Shortwave radio is one of those things that is on the fringe of the preparedness world and sometime in the future I’m planning on something of a preparedness-minded shortwave 101 article that will cover most of the basics and the general state of affairs in the world of shortwave. I know there’s some popular emergency radios out there with shortwave capabilities and it takes a bit of know-how to make the most of them. It’s definitely not like FM where you can tune in to a known station at any time of the day and expect to get a crystal-clear signal.
In today’s world shortwave is more or less a low-tech thing, but globally it has some advantages over more advanced technologies. One is that radio waves can’t be traced to the receiver. They can trace the point of origin, but not who receives them. Radios don’t hold memory of what they picked up, either. A shortwave receiver is a very unassuming piece of gear and it’s something that’s reasonable for anyone to own, whereas more specialized transmission/decryption gear would certainly raise some eyebrows.
For these reasons many intelligence services still rely on shortwave to get messages to their operatives. This works out especially well in the Middle East, Eastern Europe and North Africa where shortwave is more common and there’s more geopolitical hot spots and actors within easy range of radio waves in that part of the world. It’s kind of cool that a low-tech thing like shortwave radio can get around some of the advanced technologies used for counter espionage. These stations can be jammed, but they can always move to a different frequency.

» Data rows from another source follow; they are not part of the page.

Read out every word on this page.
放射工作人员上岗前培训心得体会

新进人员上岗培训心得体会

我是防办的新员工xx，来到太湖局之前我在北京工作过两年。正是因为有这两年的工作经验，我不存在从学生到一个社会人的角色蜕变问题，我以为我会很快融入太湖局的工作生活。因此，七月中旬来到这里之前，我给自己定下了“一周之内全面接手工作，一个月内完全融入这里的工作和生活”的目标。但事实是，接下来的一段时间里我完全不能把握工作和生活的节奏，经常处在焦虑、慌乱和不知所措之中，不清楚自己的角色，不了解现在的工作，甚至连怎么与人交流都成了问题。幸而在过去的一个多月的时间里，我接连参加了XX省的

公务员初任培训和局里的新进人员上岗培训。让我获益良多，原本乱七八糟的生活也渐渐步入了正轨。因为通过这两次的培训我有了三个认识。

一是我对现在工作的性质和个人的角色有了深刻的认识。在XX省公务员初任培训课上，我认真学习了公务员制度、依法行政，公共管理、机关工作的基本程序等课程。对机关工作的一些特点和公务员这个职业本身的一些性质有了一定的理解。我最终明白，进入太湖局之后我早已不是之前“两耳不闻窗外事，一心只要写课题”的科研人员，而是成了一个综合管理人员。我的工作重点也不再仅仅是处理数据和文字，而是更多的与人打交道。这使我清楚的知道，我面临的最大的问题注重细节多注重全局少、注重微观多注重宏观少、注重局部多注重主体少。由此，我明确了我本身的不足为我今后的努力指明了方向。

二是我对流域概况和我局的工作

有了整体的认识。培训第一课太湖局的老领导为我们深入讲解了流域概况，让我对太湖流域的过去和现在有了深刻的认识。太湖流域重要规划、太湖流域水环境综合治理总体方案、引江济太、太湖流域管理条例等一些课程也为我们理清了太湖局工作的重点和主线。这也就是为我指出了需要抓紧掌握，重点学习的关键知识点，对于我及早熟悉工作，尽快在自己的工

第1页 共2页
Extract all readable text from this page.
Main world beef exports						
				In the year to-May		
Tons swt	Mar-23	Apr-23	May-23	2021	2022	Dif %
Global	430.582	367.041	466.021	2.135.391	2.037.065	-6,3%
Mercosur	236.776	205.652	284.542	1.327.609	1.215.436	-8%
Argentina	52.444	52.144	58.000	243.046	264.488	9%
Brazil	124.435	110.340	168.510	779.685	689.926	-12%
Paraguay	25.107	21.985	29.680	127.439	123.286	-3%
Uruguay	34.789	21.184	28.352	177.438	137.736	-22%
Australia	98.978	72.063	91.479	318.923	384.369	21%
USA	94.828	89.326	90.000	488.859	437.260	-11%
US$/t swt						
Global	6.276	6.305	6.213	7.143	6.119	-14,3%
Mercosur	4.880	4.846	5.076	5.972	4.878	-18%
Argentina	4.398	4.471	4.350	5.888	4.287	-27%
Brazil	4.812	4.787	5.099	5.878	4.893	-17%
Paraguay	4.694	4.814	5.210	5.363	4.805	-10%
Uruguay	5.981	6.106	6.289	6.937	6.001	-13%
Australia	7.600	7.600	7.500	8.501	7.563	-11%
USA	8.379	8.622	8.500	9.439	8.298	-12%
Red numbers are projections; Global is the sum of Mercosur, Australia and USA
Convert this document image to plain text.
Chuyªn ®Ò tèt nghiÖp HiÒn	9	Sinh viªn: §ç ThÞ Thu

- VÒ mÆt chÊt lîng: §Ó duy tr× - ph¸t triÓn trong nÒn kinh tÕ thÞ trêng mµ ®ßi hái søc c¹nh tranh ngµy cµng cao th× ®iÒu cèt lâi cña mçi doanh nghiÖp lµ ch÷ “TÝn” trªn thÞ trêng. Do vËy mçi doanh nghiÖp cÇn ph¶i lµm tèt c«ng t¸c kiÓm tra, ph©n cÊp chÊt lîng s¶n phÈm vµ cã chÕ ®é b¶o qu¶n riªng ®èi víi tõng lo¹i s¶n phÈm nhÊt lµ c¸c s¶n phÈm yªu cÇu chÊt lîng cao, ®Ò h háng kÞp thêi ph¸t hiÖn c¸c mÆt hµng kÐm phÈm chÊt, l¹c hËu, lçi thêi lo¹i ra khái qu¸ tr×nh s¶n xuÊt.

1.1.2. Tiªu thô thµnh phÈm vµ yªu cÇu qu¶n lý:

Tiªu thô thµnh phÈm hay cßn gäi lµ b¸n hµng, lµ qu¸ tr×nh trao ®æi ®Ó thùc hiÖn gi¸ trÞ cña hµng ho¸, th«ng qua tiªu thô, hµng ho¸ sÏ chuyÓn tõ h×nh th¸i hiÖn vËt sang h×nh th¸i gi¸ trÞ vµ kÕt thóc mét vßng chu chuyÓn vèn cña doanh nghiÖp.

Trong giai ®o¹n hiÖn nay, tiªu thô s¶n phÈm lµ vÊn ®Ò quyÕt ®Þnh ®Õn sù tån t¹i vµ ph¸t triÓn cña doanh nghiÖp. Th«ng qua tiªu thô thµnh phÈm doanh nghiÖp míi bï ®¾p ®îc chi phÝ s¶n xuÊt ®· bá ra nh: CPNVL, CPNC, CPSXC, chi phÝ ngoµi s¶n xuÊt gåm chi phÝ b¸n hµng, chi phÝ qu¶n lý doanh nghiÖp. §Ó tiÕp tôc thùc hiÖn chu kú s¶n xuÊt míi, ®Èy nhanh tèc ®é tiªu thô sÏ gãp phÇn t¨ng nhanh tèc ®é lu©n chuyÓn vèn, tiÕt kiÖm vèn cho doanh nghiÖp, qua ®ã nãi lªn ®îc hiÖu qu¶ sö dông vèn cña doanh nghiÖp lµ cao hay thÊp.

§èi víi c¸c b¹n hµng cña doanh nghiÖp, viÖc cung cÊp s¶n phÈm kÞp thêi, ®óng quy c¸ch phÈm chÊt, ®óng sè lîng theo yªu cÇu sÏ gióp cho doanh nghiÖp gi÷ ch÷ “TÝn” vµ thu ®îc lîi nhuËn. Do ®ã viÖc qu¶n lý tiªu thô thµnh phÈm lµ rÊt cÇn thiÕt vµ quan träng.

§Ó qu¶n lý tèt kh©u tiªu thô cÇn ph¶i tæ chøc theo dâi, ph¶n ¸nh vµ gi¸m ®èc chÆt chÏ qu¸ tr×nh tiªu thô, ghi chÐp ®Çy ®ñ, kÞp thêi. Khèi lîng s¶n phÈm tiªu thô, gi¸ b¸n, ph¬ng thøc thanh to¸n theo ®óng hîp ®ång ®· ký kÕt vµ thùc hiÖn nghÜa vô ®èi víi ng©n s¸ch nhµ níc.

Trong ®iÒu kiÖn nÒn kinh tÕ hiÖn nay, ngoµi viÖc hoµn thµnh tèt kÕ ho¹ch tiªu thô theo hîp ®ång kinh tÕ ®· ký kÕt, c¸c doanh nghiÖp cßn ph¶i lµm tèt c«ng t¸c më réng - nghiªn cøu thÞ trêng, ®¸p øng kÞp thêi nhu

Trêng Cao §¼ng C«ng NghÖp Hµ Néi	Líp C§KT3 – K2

Here in the middle of North America we don’t get a lot of shortwave action, but we do have one “hostile” nation nearby: Cuba! Yes, Cuba has spooks operating on our soil. What they hope to accomplish, I don’t know, but they’re here and you can hear transmissions intended for them every night at about 2:00AM Central or 0800 UTC time at 5880Mhz. It starts off with a female voice saying “Atencion” and reading several series of four numbers in Spanish. It’s quite hypnotic. “Seis, Ocho, Dos, Neuve. Cuatro, Uno, Dos, Seis. Siete, Cinco, Ocho, Tres” Apparently these numbers mean something to somebody and the Cold War still rages on.
Here is a video with about a minute of it:
There’s a group of Cubans currently incarcerated in the US under espionage charges known as the “Cuban Five”. Apparently authorities found that they had received messages from Cuba via this numbers station because they had logged the numbers or something like that. They couldn’t physically prove that they received the radio waves though, like they can if someone visits a website or receives something via the internet. If you tune in to Radio Havana, they always take a few minutes out of each show to talk about the Cuban Five and make a plea to release them.
I think this goes to show that with a shortwave radio you give yourself more options to acquire information. There’s the idea that “they” can shut down the internet if they want, I don’t think anyone really trusts television news anymore and AM/FM radio stations have to be relatively close to you (AM can be more or less regional instead of local like FM). It may be getting out there a little bit, but if there was ever a situation where you would want information from outside our borders and couldn’t get it, shortwave would be the way to go. Something like an EMP (provided you EMP-proofed your radio, of course), a massive grid outage, excessive rule of law and censorship or something like that is what I’m thinking of. Probably not the most pressing issues of preparedness, but it is something to consider.